And now we are in a condition to inquire into the value of consciousness as a truth-imparting-faculty, and to ascertain perhaps, or at any rate to suggest, whether there may not possibly be a simpler state of intellectual action in which the non-ego alone shall take an active part, and which therefore will be objectively trustworthy in a higher degree.
 
The condition necessary to the existence of consciousness in the ordinary meaning of the term, we have found to be a proper potentiality in the individual so great, that it is not all engaged or fixed by the object presenting, but remains centrally, so to speak, unimpressed or free, that is, in possession of its own proper changefulness; and it is to the development of the mind into this dualized mode of action that consciousness attaches. Thus, when the light of the morning streams in at the window, the stimulus awakes the reposing mind of the healthy sleeper into consciousness, and with regard to any object to which his eye or his ear may be open, he says, "I see it, I hear it," I think this or that about it. Here we have the mind acting normally in consciousness. And this plainly cannot but be of the greatest value to the individual; because along with whatever else it gives, it gives also himself, and therefore puts him immediately up to any danger or any benefit which the object presenting may bring along with it. But this very fact (that consciousness seems to be a conservative function) assists in suggesting the inquiry, whether, while one may still continue in the waking state, a perception of objects may not be attainable from which all egotistical reflection on the part of the observer shall vanish, and the "it" only remain, that is, the object as it is, in terms of a pure knowledge of it? To ask for more,-to ask, for instance, a knowledge of "the object as it is in itself,"-is either to imply that knowing and being may be one and the same thing; or it is to speak nonsense. But it is a fair question whether, besides and beyond every-day consciousness, there may not be a state of vision from which the subjective element has for the time vanished, or at any rate is on the eve of vanishing, so that the entire mental action shall belong to the object, and purely represent it?

SYNTHESIS AND ANALYSIS.
 
Let us approach this inquiry. And here, in the very first place, it would be desirable if we could identify the two phases of the dualized mode of action which we have described with familiar names. The first is that in which, in virtue of the self-manifesting power of its environments, or of its own former states, the mental activity is impressed by that which is not itself as actually in play, and by being so impressed affirms the existence of that which is impressing it. The second is that in which, in virtue of its own intrinsic power and liberty, it may ramble among its environments, fixing on this, and neglecting that, as it pleases, being obliged meanwhile to affirm only itself. Now, do these, our two typical modes of mental action, correspond to any that are well known and which have appropriate names? Yes; is not the former, let us ask, precisely that which is well known as the SYNTHETIC ACTION of the mind-that in which the mind exists and acts as a member in the universe, striking with this object or idea, or with that, as it may happen to present itself, and so affirming it? And is not the latter precisely that which is known as the ANALYTIC ACTION of the mind-that in which the mind exists and acts as an universe itself, or at any rate an universe to itself, affirming its own existence independently of that of the outward universe, or even in opposition to it? These agreements with well-ascertained phenomena will not be disputed.

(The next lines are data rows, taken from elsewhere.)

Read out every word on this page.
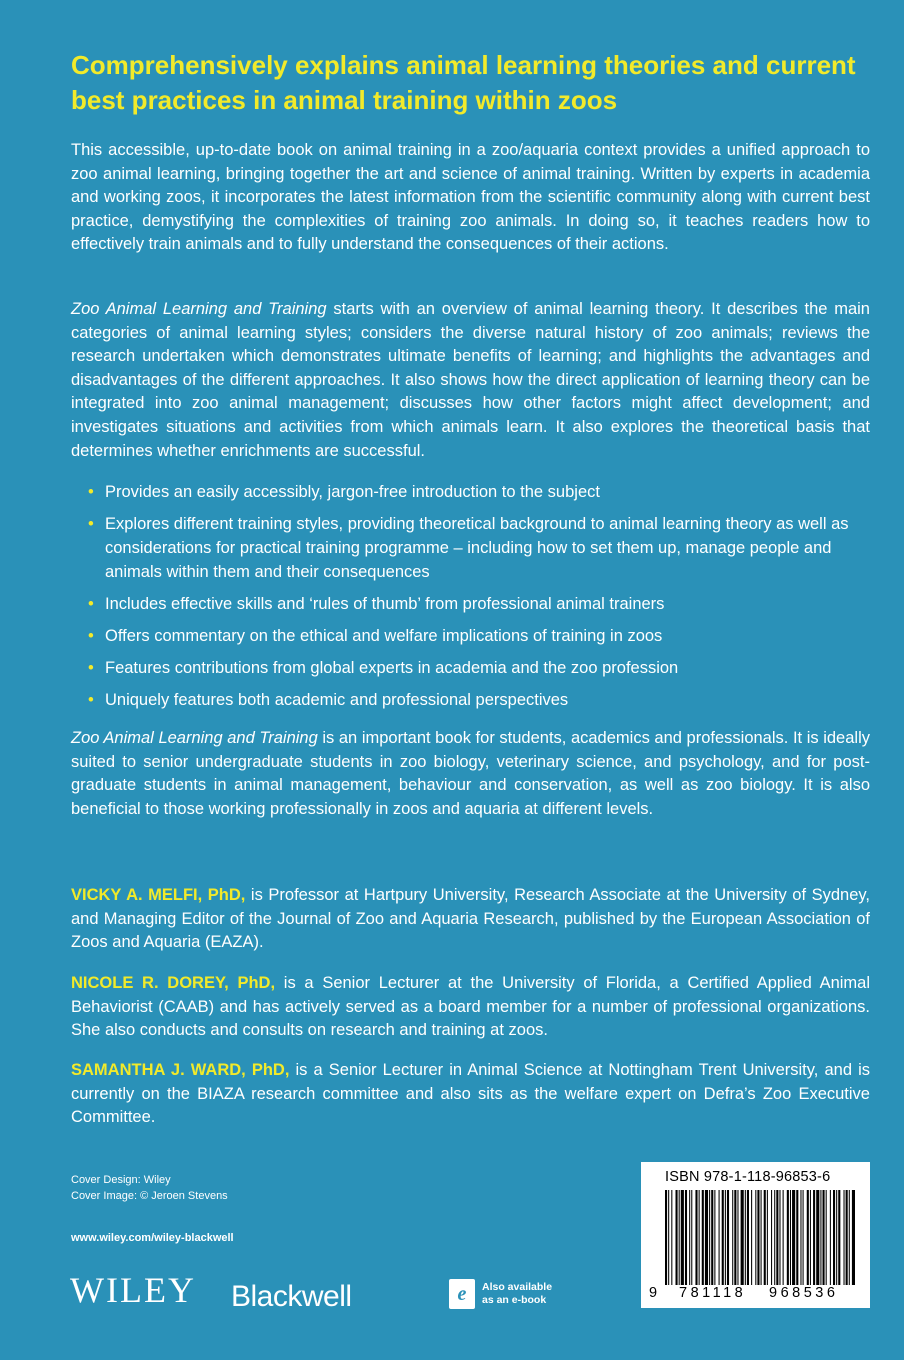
Comprehensively explains animal learning theories and current best practices in animal training within zoos

This accessible, up-to-date book on animal training in a zoo/aquaria context provides a unified approach to zoo animal learning, bringing together the art and science of animal training. Written by experts in academia and working zoos, it incorporates the latest information from the scientific community along with current best practice, demystifying the complexities of training zoo animals. In doing so, it teaches readers how to effectively train animals and to fully understand the consequences of their actions.

Zoo Animal Learning and Training starts with an overview of animal learning theory. It describes the main categories of animal learning styles; considers the diverse natural history of zoo animals; reviews the research undertaken which demonstrates ultimate benefits of learning; and highlights the advantages and disadvantages of the different approaches. It also shows how the direct application of learning theory can be integrated into zoo animal management; discusses how other factors might affect development; and investigates situations and activities from which animals learn. It also explores the theoretical basis that determines whether enrichments are successful.

• Provides an easily accessibly, jargon-free introduction to the subject
• Explores different training styles, providing theoretical background to animal learning theory as well as considerations for practical training programme – including how to set them up, manage people and animals within them and their consequences
• Includes effective skills and ‘rules of thumb’ from professional animal trainers
• Offers commentary on the ethical and welfare implications of training in zoos
• Features contributions from global experts in academia and the zoo profession
• Uniquely features both academic and professional perspectives

Zoo Animal Learning and Training is an important book for students, academics and professionals. It is ideally suited to senior undergraduate students in zoo biology, veterinary science, and psychology, and for post-graduate students in animal management, behaviour and conservation, as well as zoo biology. It is also beneficial to those working professionally in zoos and aquaria at different levels.

VICKY A. MELFI, PhD, is Professor at Hartpury University, Research Associate at the University of Sydney, and Managing Editor of the Journal of Zoo and Aquaria Research, published by the European Association of Zoos and Aquaria (EAZA).

NICOLE R. DOREY, PhD, is a Senior Lecturer at the University of Florida, a Certified Applied Animal Behaviorist (CAAB) and has actively served as a board member for a number of professional organizations. She also conducts and consults on research and training at zoos.

SAMANTHA J. WARD, PhD, is a Senior Lecturer in Animal Science at Nottingham Trent University, and is currently on the BIAZA research committee and also sits as the welfare expert on Defra’s Zoo Executive Committee.

Cover Design: Wiley
Cover Image: © Jeroen Stevens
www.wiley.com/wiley-blackwell
WILEY Blackwell	e	Also available
as an e-book
ISBN 978-1-118-96853-6
9 781118 968536
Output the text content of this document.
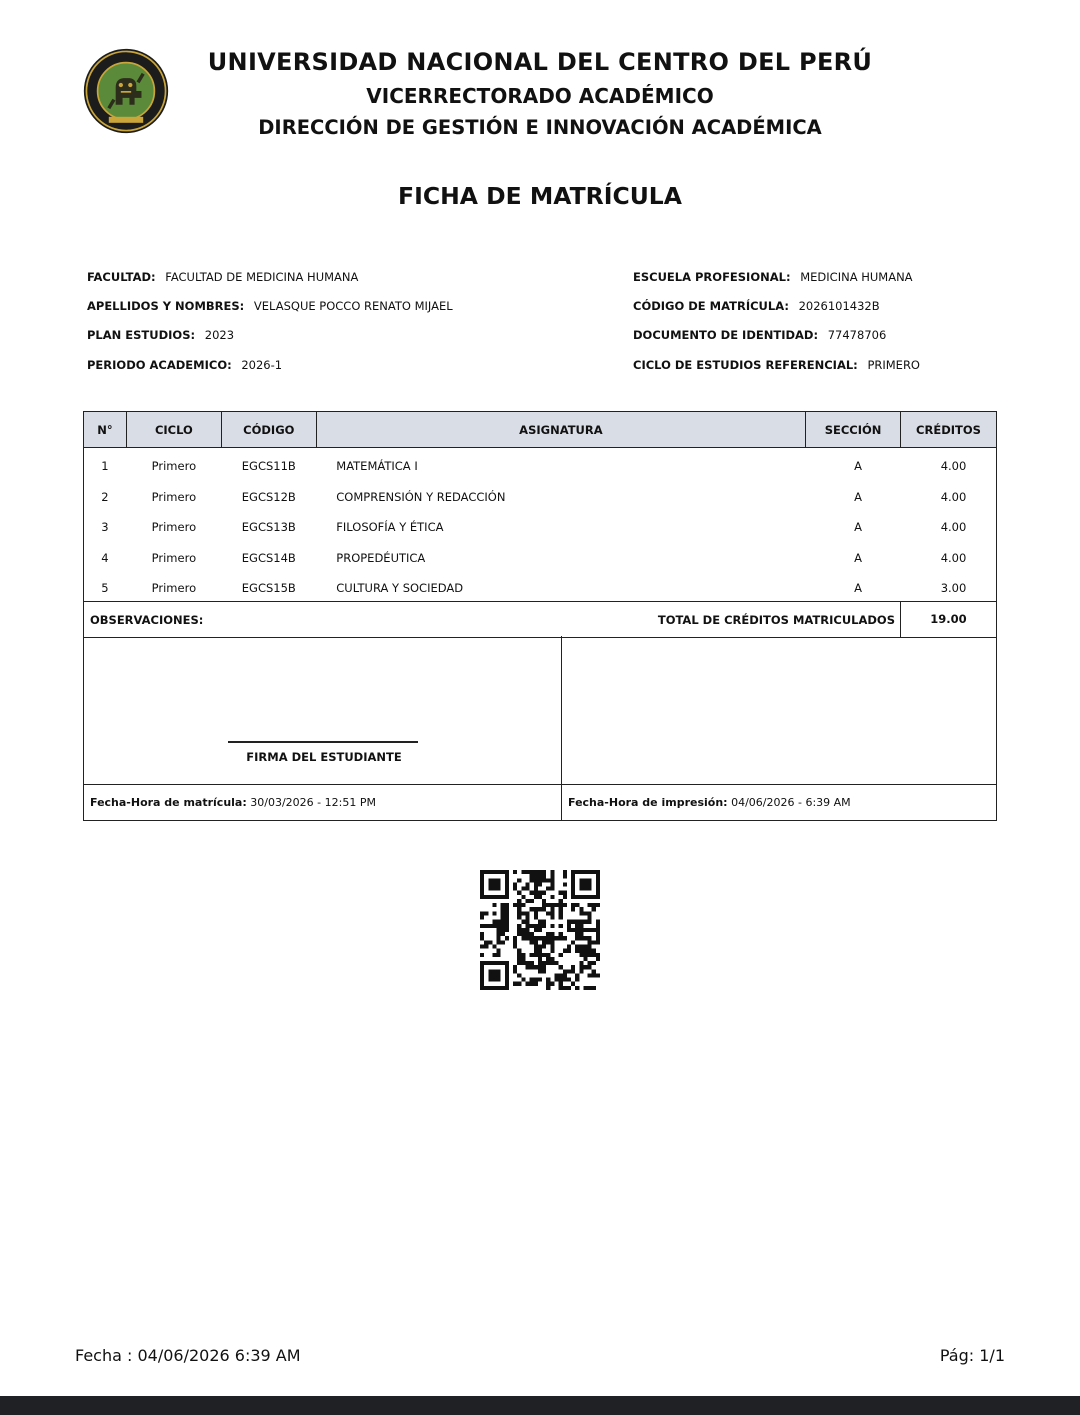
UNIVERSIDAD NACIONAL DEL CENTRO DEL PERÚ
VICERRECTORADO ACADÉMICO
DIRECCIÓN DE GESTIÓN E INNOVACIÓN ACADÉMICA
FICHA DE MATRÍCULA
FACULTAD: FACULTAD DE MEDICINA HUMANA	ESCUELA PROFESIONAL: MEDICINA HUMANA
APELLIDOS Y NOMBRES: VELASQUE POCCO RENATO MIJAEL	CÓDIGO DE MATRÍCULA: 2026101432B
PLAN ESTUDIOS: 2023	DOCUMENTO DE IDENTIDAD: 77478706
PERIODO ACADEMICO: 2026-1	CICLO DE ESTUDIOS REFERENCIAL: PRIMERO
N°	CICLO	CÓDIGO	ASIGNATURA	SECCIÓN	CRÉDITOS
1	Primero	EGCS11B	MATEMÁTICA I	A	4.00
2	Primero	EGCS12B	COMPRENSIÓN Y REDACCIÓN	A	4.00
3	Primero	EGCS13B	FILOSOFÍA Y ÉTICA	A	4.00
4	Primero	EGCS14B	PROPEDÉUTICA	A	4.00
5	Primero	EGCS15B	CULTURA Y SOCIEDAD	A	3.00
OBSERVACIONES:	TOTAL DE CRÉDITOS MATRICULADOS	19.00
FIRMA DEL ESTUDIANTE
Fecha-Hora de matrícula: 30/03/2026 - 12:51 PM	Fecha-Hora de impresión: 04/06/2026 - 6:39 AM
Fecha : 04/06/2026 6:39 AM	Pág: 1/1
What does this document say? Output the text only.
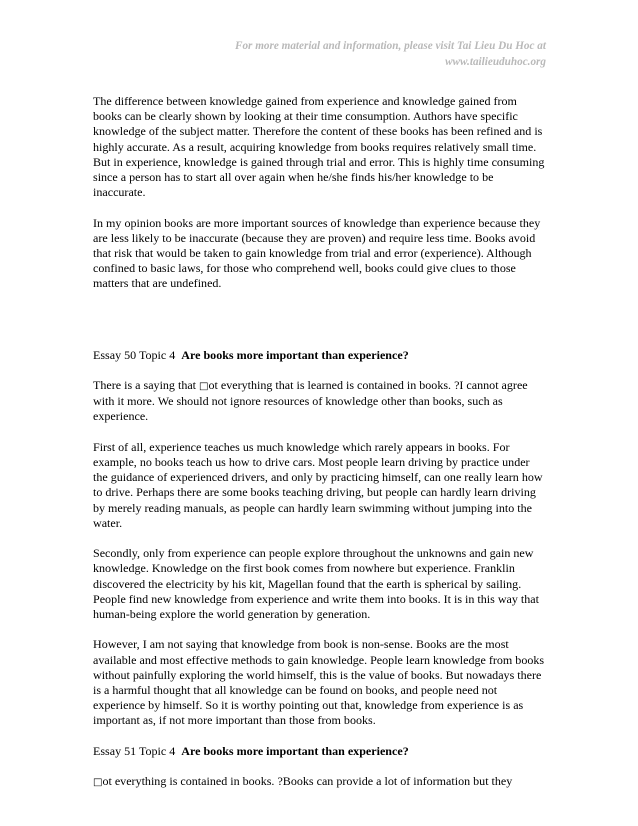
For more material and information, please visit Tai Lieu Du Hoc at
www.tailieuduhoc.org

The difference between knowledge gained from experience and knowledge gained from books can be clearly shown by looking at their time consumption. Authors have specific knowledge of the subject matter. Therefore the content of these books has been refined and is highly accurate. As a result, acquiring knowledge from books requires relatively small time. But in experience, knowledge is gained through trial and error. This is highly time consuming since a person has to start all over again when he/she finds his/her knowledge to be inaccurate.

In my opinion books are more important sources of knowledge than experience because they are less likely to be inaccurate (because they are proven) and require less time. Books avoid that risk that would be taken to gain knowledge from trial and error (experience). Although confined to basic laws, for those who comprehend well, books could give clues to those matters that are undefined.

Essay 50 Topic 4 Are books more important than experience?

There is a saying that □ot everything that is learned is contained in books. ?I cannot agree with it more. We should not ignore resources of knowledge other than books, such as experience.

First of all, experience teaches us much knowledge which rarely appears in books. For example, no books teach us how to drive cars. Most people learn driving by practice under the guidance of experienced drivers, and only by practicing himself, can one really learn how to drive. Perhaps there are some books teaching driving, but people can hardly learn driving by merely reading manuals, as people can hardly learn swimming without jumping into the water.

Secondly, only from experience can people explore throughout the unknowns and gain new knowledge. Knowledge on the first book comes from nowhere but experience. Franklin discovered the electricity by his kit, Magellan found that the earth is spherical by sailing. People find new knowledge from experience and write them into books. It is in this way that human-being explore the world generation by generation.

However, I am not saying that knowledge from book is non-sense. Books are the most available and most effective methods to gain knowledge. People learn knowledge from books without painfully exploring the world himself, this is the value of books. But nowadays there is a harmful thought that all knowledge can be found on books, and people need not experience by himself. So it is worthy pointing out that, knowledge from experience is as important as, if not more important than those from books.

Essay 51 Topic 4 Are books more important than experience?

□ot everything is contained in books. ?Books can provide a lot of information but they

We may say, then, that the existence of consciousness depends on the development of the mental action in the individual into a synthetico-analytic rhythm. And it has appeared that the condition necessary to such a development is that the mind shall be normally affected, on the one hand, as a member in the universe, and so far fixed, while on the other hand it is not wholly engaged or fixed by that which is other than itself, but continues to a certain extent free, that is, in possession of its own proper potentiality, and a spectator of itself as well as its surroundings.
 
SYNTHESIS, ITS VALUE.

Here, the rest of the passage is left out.